“So have you been merely amused,” I reminded him.
“Not since that look I saw her give him, old chap. I know she wants him, only not why she wants him. And Charley, you know—well, of course, poor Charley’s a banker, just a banker and no more; and a banker is merely the ace in the same pack where the drummer is the two-spot. Our American civilization should be called Drummer’s Delight—and there’s nothing in your fire-eater to delight a drummer: he’s a gentleman, he’ll be only so-so rich, and he’s away back out of the lime-light, while poor old Charley’s a bounder, and worth forty millions anyhow, and right in the centre of the glare. How should he see any danger in John?”
“I wonder if he hasn’t begun to?”
“Well, perhaps. He and Hortense have been ‘talking business’; I know that. Oh—and why do you think she said he must go to New York? To make a better deal for the fire-eater’s phosphates than his fuddling old trustee here was going to close with. Charley said that could be arranged by telegram. But she made him go himself! She’s extraordinary. He’ll arrive in town to-morrow, he’ll leave next day, he’ll reach here by the Southern on Saturday night in time for our Sunday yacht picnic, and then something has got to happen, I should think.”

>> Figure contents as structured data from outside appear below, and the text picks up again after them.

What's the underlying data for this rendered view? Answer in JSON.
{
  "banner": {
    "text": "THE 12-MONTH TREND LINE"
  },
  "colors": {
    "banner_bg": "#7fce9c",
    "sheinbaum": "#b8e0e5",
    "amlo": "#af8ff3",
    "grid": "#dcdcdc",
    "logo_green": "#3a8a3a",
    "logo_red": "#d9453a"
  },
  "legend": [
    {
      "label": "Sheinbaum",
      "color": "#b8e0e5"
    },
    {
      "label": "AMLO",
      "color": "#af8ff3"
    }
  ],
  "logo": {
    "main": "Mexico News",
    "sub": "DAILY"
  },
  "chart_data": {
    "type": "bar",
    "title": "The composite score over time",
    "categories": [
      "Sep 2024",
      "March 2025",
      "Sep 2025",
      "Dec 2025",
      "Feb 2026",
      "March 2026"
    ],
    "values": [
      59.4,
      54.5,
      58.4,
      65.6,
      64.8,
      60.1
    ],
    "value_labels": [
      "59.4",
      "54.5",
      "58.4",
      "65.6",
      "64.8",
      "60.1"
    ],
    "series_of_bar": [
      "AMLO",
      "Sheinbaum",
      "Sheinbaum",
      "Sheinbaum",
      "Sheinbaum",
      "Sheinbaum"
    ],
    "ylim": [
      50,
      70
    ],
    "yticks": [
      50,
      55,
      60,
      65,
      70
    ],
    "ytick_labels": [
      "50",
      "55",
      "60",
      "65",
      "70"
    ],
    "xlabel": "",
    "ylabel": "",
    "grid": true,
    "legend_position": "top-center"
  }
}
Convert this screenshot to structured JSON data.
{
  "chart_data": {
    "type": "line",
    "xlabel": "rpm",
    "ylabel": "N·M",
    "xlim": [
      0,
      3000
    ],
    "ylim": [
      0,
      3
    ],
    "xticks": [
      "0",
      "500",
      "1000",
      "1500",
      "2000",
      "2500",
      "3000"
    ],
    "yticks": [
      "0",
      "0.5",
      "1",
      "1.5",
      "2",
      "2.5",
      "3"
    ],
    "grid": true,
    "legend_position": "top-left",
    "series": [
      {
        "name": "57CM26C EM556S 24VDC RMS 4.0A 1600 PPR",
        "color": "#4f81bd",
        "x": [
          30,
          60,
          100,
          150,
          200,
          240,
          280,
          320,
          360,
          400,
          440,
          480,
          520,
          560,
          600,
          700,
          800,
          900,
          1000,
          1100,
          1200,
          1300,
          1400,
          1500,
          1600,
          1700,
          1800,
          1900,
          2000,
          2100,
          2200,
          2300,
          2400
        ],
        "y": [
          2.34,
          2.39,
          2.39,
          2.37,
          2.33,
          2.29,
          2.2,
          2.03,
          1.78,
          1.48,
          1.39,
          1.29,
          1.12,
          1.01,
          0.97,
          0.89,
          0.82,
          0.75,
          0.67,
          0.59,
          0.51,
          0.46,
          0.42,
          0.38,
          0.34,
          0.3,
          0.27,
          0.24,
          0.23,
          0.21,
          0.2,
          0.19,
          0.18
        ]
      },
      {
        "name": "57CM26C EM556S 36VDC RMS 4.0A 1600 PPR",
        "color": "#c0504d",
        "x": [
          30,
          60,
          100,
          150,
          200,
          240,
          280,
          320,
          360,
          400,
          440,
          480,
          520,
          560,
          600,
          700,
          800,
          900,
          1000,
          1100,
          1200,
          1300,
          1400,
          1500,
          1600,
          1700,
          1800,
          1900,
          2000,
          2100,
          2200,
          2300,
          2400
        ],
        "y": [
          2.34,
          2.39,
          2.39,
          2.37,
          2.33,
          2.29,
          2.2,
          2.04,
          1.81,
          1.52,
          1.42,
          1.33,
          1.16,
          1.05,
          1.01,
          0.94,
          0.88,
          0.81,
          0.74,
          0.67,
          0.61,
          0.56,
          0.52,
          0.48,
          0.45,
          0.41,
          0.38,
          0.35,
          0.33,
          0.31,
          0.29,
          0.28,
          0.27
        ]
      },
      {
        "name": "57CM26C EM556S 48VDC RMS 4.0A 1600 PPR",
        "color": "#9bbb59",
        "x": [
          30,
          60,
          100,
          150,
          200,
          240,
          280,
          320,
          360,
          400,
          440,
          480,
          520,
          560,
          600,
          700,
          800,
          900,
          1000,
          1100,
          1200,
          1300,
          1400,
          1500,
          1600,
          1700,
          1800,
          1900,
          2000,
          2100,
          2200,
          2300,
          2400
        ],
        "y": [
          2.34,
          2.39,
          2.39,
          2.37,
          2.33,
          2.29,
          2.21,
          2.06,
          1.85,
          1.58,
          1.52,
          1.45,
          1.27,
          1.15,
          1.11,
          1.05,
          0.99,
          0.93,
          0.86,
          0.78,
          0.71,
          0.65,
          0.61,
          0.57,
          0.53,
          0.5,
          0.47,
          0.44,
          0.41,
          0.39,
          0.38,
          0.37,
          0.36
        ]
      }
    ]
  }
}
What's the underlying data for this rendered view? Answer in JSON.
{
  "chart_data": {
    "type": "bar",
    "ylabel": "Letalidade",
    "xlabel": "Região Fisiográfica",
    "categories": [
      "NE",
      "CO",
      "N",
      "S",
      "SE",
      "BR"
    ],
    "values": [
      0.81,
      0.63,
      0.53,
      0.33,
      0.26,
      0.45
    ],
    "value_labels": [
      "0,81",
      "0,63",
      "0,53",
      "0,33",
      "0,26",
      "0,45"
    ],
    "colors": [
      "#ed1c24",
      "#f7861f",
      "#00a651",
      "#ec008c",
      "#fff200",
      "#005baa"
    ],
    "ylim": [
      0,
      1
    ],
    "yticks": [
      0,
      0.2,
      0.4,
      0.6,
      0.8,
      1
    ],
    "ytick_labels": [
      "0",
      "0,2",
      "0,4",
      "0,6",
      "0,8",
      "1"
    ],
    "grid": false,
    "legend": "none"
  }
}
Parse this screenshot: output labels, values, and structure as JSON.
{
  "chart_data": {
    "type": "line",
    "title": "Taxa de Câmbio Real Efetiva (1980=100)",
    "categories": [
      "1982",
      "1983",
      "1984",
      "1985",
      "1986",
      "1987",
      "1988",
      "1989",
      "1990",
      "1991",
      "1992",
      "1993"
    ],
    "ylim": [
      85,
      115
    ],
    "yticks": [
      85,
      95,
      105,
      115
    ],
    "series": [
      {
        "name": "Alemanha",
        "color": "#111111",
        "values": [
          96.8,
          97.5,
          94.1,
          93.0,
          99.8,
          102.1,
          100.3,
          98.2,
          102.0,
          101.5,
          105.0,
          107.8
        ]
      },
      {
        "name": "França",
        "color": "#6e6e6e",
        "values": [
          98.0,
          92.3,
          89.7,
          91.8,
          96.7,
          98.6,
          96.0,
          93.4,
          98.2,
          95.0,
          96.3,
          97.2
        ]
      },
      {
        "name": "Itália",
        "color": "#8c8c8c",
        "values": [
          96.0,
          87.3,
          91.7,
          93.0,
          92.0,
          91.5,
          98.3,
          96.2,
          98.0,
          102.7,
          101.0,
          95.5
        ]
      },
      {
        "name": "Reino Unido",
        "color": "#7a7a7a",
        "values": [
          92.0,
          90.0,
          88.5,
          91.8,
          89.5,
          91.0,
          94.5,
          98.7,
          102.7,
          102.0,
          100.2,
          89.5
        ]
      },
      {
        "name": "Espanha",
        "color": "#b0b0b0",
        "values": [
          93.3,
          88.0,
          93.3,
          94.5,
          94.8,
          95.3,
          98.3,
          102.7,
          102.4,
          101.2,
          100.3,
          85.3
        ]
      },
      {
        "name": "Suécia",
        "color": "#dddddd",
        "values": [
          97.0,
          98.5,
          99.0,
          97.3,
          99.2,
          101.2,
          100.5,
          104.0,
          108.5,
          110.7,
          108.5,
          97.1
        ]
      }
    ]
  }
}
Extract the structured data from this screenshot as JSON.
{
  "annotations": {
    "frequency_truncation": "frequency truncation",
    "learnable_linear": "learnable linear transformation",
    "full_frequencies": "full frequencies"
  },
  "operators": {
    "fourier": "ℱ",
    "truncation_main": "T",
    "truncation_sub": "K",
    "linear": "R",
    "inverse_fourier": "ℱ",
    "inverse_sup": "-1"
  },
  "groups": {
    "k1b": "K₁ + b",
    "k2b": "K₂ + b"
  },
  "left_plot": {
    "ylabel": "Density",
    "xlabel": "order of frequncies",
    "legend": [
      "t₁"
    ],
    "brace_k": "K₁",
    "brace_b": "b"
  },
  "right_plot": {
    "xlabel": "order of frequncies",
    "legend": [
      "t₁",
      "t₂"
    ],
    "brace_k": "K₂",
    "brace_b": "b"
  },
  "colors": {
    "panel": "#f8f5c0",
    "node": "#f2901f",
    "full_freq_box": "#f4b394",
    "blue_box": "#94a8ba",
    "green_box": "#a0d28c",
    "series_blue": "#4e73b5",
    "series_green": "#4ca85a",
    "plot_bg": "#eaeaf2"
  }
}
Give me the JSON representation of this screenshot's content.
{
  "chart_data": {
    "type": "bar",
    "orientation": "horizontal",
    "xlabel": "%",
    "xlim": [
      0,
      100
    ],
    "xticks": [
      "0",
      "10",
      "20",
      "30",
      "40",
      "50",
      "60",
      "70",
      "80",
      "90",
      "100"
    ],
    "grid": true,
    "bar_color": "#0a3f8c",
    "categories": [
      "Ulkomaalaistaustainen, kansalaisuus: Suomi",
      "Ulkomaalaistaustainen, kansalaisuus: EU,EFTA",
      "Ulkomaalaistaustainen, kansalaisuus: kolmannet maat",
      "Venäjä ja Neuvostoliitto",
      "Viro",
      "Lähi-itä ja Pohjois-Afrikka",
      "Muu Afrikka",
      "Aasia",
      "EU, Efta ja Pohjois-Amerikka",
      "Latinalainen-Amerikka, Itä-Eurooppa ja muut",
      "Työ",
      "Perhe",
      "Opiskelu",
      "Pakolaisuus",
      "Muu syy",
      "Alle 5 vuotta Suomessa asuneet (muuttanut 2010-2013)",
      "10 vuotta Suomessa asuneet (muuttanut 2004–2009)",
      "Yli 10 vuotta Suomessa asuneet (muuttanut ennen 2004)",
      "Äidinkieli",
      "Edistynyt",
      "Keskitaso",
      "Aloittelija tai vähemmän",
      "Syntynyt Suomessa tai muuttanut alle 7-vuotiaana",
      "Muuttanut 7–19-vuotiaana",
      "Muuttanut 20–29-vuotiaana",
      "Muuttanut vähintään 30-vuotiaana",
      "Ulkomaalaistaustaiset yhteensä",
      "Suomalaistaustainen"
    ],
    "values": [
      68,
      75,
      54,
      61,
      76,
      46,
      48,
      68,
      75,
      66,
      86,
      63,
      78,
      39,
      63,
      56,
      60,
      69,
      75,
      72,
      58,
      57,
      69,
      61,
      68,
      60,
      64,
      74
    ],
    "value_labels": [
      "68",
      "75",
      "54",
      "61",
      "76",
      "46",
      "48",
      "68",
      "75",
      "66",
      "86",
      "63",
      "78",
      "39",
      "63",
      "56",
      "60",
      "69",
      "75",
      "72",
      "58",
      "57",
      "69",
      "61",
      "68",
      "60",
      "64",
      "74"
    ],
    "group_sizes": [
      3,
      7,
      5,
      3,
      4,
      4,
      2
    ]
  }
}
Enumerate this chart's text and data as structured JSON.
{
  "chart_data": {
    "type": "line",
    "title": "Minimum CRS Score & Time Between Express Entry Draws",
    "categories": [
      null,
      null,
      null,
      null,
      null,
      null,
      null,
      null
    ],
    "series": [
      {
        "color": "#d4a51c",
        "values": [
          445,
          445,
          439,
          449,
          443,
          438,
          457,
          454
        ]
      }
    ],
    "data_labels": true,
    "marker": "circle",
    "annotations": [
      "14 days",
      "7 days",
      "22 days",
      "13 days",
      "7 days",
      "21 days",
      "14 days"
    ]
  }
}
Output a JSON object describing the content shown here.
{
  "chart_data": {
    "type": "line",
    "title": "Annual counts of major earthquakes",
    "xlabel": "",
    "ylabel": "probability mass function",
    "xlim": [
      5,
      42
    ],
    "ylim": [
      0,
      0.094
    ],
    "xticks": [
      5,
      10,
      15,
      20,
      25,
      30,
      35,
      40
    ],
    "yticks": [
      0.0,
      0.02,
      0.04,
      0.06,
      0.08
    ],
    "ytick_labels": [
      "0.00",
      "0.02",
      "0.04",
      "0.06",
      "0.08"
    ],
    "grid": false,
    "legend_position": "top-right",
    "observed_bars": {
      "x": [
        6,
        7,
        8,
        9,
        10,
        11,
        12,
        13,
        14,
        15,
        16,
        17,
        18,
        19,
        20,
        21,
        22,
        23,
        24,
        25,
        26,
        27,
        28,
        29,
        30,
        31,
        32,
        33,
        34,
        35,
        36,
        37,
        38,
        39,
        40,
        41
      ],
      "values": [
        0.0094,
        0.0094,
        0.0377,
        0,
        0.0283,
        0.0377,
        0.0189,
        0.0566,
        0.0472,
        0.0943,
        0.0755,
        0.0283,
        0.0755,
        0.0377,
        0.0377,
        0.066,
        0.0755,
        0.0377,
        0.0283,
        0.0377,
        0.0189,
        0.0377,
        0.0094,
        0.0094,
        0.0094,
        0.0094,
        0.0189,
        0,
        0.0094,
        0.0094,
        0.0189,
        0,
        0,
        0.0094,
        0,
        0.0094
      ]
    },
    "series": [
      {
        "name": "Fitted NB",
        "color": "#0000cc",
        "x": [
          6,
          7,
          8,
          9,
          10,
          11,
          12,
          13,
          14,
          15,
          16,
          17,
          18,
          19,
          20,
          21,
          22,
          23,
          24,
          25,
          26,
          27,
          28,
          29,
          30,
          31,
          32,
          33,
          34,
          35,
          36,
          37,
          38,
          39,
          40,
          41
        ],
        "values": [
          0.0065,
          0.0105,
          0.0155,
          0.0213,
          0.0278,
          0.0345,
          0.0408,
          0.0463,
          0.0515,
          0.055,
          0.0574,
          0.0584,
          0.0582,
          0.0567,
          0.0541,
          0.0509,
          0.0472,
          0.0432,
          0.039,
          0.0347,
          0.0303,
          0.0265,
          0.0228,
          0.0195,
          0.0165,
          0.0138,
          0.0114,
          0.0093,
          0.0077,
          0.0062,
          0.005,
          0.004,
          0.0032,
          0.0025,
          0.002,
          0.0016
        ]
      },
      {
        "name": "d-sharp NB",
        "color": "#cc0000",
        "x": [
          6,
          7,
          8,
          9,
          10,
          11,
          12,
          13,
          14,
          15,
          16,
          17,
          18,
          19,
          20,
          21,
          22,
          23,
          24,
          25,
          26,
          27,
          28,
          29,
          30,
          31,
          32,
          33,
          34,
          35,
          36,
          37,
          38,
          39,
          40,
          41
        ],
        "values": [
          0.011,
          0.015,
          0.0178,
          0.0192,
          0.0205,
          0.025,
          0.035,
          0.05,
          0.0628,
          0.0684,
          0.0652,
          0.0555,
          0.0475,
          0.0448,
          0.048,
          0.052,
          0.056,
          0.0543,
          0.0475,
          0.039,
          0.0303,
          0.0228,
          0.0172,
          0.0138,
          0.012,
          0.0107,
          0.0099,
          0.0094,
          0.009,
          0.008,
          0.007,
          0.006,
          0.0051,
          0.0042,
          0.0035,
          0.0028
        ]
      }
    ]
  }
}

Here was another key, unlocking a further piece of knowledge for me. I had not been able to guess why Hortense should be keeping Charley “on”; but how natural was this policy, when understood clearly! She still needed Charley’s influence in the world of affairs. Charley’s final service was to be the increasing of his successful rival’s fortune. I wondered what Charley would do, when the full extent of his usefulness dawned upon him; and with wonder renewed I thought of General Rieppe, and this daughter he had managed to beget. Surely the mother of Hortense, whoever she may have been, must have been a very richly endowed character!